Method from the series “beauty requires sacrifice”: how many women died from experiments with mercury lotions, history, alas, is silent. Probably, there were a lot of them, since such a treatment was practiced not for a day or two, but for months, but in some European countries for years.

XNUMXth century: antibiotics

Antibiotics are undoubtedly one of the proven methods of fighting acne. However, modern scientific data show that bacteria, although one of, but far from the main cause of the appearance of acne, therefore, after a course of antibiotics, acne often recurs. In addition, with the wrong use of antibiotics, there is a risk of developing bacterial resistance – a phenomenon in which bacteria develop resistance to the action of an antibiotic, and over time its effect is reduced to zero.

That is why modern standards prescribe to limit the use of antibiotics in the treatment of acne in a short course, and also prescribe not to use them as monotherapy, but to add to them drugs that affect not only bacteria, but also other causes of acne (disruption of the formation of skin cells, which leads to blockage of pores, increased production of sebum and the appearance of inflammation due to bacterial activity in the clogged sebaceous hair follicle, provided there is a nutrient medium – the very sebum).

The more comprehensive and multifactorial your acne arsenal is, the better.
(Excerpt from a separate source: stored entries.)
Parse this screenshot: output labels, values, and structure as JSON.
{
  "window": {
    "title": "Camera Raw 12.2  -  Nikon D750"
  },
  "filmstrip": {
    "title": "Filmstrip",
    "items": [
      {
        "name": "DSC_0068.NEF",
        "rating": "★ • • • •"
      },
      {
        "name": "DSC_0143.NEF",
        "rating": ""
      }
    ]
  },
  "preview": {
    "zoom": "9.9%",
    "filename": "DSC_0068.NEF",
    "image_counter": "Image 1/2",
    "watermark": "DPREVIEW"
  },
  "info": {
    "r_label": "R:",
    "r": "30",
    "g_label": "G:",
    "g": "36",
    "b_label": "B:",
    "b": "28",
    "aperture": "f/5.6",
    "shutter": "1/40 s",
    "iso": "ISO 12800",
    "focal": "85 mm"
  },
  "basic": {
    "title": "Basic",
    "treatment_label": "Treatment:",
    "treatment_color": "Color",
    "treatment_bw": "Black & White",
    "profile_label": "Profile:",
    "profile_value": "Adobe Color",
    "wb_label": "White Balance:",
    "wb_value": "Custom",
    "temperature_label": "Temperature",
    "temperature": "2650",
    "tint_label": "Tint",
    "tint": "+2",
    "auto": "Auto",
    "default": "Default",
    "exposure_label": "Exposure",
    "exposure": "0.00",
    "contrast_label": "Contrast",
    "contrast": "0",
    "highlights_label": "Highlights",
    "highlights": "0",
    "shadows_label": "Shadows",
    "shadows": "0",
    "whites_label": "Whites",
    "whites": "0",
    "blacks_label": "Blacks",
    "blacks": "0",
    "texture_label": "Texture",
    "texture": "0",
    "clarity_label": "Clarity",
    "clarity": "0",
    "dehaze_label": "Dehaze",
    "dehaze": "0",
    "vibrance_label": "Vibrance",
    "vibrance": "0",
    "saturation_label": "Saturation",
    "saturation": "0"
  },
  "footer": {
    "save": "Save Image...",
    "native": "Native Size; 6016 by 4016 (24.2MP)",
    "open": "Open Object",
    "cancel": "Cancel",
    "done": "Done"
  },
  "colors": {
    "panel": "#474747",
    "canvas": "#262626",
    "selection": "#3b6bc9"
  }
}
For example, a remedy for acne Skinoren® acts immediately on three causes of acne: it normalizes the processes of keratinization of the skin, reducing the clogging of pores, fights bacteria, while not being an antibiotic, and relieves inflammation and redness. In addition, it can be used during active solar periods in conjunction with decorative and care cosmetics, as well as during pregnancy and breastfeeding (after consulting a doctor).